A research team led by Professor Weiqiang Chen at NYU Tandon School of Engineering has published a study in Nature Biomedical Engineering describing the successful development of a miniature "leukemia-on-a-chip" device. For the first time, the chip integrates the physical structure of bone marrow with a functional human immune system in vitro, providing a new platform for personalized evaluation of blood cancer treatments.

Using microfluidics, the team precisely reconstructed the bone marrow microenvironment, encompassing three key regions: vasculature, marrow cavity, and endosteum. After seeding patient-derived cells, the system autonomously forms tissue structures and secretes matrix proteins such as collagen. "We can observe the entire treatment process under controlled conditions without animal experiments," said Professor Chen. The device enables real-time monitoring of CAR-T cell behavior, including directional migration speeds of 1.2μm/min and cancer cell recognition mechanisms.

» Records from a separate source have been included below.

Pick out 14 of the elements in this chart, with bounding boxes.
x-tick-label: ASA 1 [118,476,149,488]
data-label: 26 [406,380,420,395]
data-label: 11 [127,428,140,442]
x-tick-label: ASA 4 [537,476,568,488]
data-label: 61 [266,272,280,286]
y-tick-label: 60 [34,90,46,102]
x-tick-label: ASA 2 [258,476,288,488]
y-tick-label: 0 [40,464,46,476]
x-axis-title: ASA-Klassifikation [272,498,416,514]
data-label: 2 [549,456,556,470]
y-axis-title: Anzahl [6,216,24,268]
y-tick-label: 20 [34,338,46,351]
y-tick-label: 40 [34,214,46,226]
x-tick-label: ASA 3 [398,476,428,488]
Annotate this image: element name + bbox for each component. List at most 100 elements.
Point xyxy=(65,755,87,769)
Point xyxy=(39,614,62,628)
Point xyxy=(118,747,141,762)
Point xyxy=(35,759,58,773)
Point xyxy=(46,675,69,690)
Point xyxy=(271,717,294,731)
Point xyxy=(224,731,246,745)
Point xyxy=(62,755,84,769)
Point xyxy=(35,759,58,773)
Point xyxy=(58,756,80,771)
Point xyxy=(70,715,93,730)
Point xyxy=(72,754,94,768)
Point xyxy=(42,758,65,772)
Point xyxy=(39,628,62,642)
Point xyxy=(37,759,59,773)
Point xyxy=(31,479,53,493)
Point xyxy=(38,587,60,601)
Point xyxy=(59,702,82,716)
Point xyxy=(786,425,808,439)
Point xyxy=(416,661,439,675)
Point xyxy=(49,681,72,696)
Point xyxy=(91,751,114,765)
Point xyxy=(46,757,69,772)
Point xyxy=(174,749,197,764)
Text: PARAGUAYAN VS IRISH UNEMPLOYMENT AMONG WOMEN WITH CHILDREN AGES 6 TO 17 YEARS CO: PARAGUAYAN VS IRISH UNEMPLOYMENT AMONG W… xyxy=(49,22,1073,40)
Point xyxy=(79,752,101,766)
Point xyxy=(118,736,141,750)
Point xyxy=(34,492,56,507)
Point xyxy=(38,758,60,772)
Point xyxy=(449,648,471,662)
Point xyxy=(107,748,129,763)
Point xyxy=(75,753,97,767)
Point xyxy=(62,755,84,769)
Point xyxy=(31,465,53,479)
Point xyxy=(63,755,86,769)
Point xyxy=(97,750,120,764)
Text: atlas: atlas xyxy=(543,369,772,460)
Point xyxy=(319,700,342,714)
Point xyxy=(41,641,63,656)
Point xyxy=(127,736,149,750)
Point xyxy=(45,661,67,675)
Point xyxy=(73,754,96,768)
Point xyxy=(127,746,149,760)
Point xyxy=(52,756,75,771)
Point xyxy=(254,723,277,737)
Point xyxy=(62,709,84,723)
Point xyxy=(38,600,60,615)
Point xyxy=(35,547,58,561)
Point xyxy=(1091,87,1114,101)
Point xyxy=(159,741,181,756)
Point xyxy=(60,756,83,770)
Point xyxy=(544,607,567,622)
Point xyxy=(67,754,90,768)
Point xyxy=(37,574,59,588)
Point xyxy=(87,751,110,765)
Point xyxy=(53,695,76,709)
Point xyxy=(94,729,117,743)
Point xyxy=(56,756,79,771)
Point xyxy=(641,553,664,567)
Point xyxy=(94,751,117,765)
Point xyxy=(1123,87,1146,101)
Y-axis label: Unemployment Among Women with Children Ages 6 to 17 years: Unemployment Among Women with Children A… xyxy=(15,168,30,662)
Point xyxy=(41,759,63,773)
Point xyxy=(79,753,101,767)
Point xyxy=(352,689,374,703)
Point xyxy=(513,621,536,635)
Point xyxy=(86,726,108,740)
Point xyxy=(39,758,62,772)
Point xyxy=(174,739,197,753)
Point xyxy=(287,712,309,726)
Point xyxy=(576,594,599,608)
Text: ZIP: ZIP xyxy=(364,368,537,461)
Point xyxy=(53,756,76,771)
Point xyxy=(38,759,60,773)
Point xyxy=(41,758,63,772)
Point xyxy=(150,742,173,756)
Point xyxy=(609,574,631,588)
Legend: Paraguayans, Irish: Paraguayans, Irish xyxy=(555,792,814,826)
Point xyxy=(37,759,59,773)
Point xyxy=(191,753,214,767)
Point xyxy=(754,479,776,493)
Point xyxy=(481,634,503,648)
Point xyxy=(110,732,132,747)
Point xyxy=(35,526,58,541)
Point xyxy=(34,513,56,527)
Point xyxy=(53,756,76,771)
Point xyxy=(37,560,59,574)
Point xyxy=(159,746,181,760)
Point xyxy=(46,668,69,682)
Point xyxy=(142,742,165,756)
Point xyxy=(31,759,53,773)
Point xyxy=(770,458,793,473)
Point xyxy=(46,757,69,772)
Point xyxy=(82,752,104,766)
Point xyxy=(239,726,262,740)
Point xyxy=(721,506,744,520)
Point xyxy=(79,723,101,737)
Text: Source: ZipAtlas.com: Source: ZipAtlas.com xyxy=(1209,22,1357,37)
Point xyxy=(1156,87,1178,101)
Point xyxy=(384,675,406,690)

Compared to traditional animal models, the leukemia-on-a-chip offers significant advantages:

Assembly time reduced from months to half a day

Supports continuous observation for 14 days

Can simulate clinical scenarios including complete remission, drug resistance, and relapse

The study also revealed that CAR-T cells can activate other immune cells, producing a "bystander effect." The team developed a novel evaluation index capable of predicting the efficacy of different treatment regimens, providing a foundation for personalized medicine. The technology aligns with the FDA's policy direction to reduce animal testing and is expected to accelerate the development of immunotherapies.